Surgical Options for Biliary Tumors and Bile Duct Injuries after Gallbladder Surgery
Biliary surgery is most frequently performed for stones, strictures and tumors. The treatment options available at UMC include:
Resection of primary biliary neoplasms (cholangiocarcinoma)
Treatment of bile duct cancer usually requires the removal of the bile duct and possibly portions of the liver, gallbladder, pancreas and small intestine. After resecting the neoplasms, either through open surgery or laparoscopic surgery, the surgeon reconnects the bile ducts to the small intestine for proper biliary drainage.
Biliary Drainage Procedures
Biliary drainage procedures are performed when the bile duct becomes blocked, narrowed or injured. During surgery, continuity of the biliary tree is usually re-established via a hepaticojejunostomy.
Surgical Options for Pancreas Disease
Upon referral of a suspected pancreatic pathology, the UMC hepatobiliary team initiates a pre-operative work up which usually includes an evaluation of the pancreas via Endoscopic Ultrasound. This evaluation helps to determine the location of the pathology in either the head, neck, body or tail of the pancreas.
Subsequent treatment options include:
Pancreaticoduodenectomy (Whipple Procedure)
A pancreaticoduodenectomy, also known as a Whipple procedure, involves the removal of the pancreas head due to a tumor in the pancreas or bile duct.
If a tumor exists in the head of the pancreas, it is usually necessary to remove the pancreas head, duodenum, gallbladder and a portion of the bile duct (Figure 1). Sometimes, part of the stomach
is also removed.
The end of a patient's bile duct and the remaining pancreas are then connected to the small bowel (Figure 2) to ensure flow of bile and enzymes into the intestines.
Distal Pancreatectomy (laparoscopic or open)
Indicated for tumors in the body and tail of the pancreas, a distal pancreatectomy involves the removal of cystic neoplasms either laparoscopically or with open surgery. With both laparoscopic and open distal pancreatectomy procedures, surgeons attempt to preserve the spleen.

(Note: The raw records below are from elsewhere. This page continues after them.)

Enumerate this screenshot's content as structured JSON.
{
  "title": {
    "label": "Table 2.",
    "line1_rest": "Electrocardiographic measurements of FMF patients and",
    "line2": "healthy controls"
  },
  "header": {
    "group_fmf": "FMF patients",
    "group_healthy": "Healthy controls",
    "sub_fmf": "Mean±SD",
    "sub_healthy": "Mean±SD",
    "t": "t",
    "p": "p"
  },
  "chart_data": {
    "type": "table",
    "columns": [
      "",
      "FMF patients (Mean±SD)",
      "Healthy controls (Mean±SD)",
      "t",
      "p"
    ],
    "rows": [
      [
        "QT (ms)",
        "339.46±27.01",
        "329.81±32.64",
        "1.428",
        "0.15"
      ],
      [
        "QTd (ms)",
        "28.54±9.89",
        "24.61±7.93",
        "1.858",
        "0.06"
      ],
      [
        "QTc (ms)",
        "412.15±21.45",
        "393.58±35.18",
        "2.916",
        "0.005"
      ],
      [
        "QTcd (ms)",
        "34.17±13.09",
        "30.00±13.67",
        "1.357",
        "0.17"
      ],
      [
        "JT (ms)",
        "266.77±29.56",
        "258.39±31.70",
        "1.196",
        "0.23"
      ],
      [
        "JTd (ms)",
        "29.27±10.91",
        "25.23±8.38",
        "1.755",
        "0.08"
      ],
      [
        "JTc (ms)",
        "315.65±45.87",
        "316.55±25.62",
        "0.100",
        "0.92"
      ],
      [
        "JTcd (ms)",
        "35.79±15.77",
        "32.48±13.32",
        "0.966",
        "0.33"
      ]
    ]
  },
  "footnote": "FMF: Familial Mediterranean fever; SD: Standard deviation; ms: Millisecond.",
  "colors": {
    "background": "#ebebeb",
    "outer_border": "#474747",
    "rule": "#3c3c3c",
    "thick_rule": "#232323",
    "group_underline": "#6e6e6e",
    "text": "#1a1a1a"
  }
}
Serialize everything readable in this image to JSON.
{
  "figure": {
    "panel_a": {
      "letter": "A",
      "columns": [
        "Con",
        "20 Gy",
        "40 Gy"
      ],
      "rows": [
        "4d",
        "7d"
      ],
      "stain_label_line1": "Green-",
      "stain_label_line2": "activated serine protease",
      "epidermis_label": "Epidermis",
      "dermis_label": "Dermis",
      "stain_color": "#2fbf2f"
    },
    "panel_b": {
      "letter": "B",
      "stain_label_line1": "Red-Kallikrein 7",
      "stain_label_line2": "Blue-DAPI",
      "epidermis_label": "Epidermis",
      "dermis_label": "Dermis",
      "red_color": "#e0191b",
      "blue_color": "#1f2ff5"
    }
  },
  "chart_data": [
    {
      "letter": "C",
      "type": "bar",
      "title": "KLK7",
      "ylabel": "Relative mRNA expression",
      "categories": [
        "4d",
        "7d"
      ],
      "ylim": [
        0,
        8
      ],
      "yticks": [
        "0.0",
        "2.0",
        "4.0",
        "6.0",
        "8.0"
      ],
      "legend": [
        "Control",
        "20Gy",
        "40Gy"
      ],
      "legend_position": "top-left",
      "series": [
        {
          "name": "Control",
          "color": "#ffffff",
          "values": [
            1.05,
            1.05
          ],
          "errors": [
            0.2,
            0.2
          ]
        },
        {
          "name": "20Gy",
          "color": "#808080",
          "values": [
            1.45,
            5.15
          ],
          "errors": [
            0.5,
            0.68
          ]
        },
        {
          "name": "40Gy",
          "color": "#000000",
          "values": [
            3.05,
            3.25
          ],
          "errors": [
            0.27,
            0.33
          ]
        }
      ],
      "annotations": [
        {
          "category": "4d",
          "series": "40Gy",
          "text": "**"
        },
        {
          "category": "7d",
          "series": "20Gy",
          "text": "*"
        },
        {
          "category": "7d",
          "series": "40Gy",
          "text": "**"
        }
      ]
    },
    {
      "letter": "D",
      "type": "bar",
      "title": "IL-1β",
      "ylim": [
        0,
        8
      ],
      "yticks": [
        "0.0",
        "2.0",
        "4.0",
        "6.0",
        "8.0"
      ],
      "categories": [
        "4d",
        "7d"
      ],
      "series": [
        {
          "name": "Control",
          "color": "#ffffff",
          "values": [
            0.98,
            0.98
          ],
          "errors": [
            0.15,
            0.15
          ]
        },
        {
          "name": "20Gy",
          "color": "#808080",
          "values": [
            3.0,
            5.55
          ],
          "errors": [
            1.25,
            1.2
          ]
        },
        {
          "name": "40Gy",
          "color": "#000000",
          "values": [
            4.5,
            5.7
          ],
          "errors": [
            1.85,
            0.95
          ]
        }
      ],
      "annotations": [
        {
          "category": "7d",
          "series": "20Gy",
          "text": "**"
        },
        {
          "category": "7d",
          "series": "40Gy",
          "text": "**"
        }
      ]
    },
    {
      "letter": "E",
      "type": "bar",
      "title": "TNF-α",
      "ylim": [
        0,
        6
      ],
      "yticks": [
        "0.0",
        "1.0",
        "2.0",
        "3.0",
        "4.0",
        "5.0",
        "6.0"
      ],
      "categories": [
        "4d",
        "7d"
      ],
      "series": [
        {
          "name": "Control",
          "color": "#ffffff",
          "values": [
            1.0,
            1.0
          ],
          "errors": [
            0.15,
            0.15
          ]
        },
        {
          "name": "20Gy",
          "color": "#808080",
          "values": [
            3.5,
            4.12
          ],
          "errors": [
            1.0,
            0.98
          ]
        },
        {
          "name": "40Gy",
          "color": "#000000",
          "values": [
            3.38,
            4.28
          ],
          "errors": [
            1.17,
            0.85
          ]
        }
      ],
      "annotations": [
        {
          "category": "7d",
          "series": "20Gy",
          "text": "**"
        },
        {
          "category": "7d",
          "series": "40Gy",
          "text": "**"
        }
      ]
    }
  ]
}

With chronic pancreatitis, a dilated pancreatic duct usually reflects obstruction. Procedures to improve ductal drainage include:
- Longitudinal Pancreaticojejunostomy (Puestow Procedure): The pancreatic duct is opened from the tail to the head of the pancreas and attached to the small bowel.
- Distal Pancreaticojejunostomy (Du Val Procedure): The pancreas is divided transversely at the neck, and the body and tail are drained via attachment to the small bowel.
- Sphincteroplasty: When endoscopic sphincterotomy is unsuccessful, surgical sphincteroplasty may be required of the minor or major papilla.
Surgical Options for Liver Cancer
When determining treatment options for tumors of the liver, the UMC hepatobiliary team reviews the results of one's pre-operative evaluation and overall health to recommend appropriate treatment options.
Surgical resection involves the removal of one or more sections of the liver in which a tumor(s) exists. Typically, surgeons can remove up to 70% of a cancerous liver, if there is no or mild fibrosis. It will regenerate in about two to six weeks following surgery. If patients can withstand surgery and have sufficient liver function, resection offers an excellent five-year survival rate of more than 50%. Liver cancer can recur after resection, and close surveillance is required.
For surgical purposes, the liver is divided into eight segments, based on vascular inflow and bile duct drainage. Branches of the hepatic artery and portal vein supply each segment.
During resection, the surgeon first uses ultrasound to determine the tumor’s proximity to hepatic structures. The surgeon’s goal is to remove the tumor(s) and as little liver as possible, while ensuring a margin free of tumor. Using vascular occlusion and isolation techniques that cut off blood flow to the liver during surgery, it is now possible to perform major hepatic resections with minimal blood loss. As with all resections, postoperative complications can occur from the cut edge of the liver. These include bleeding and bile leaks. Most of these complications can be treated nonoperatively.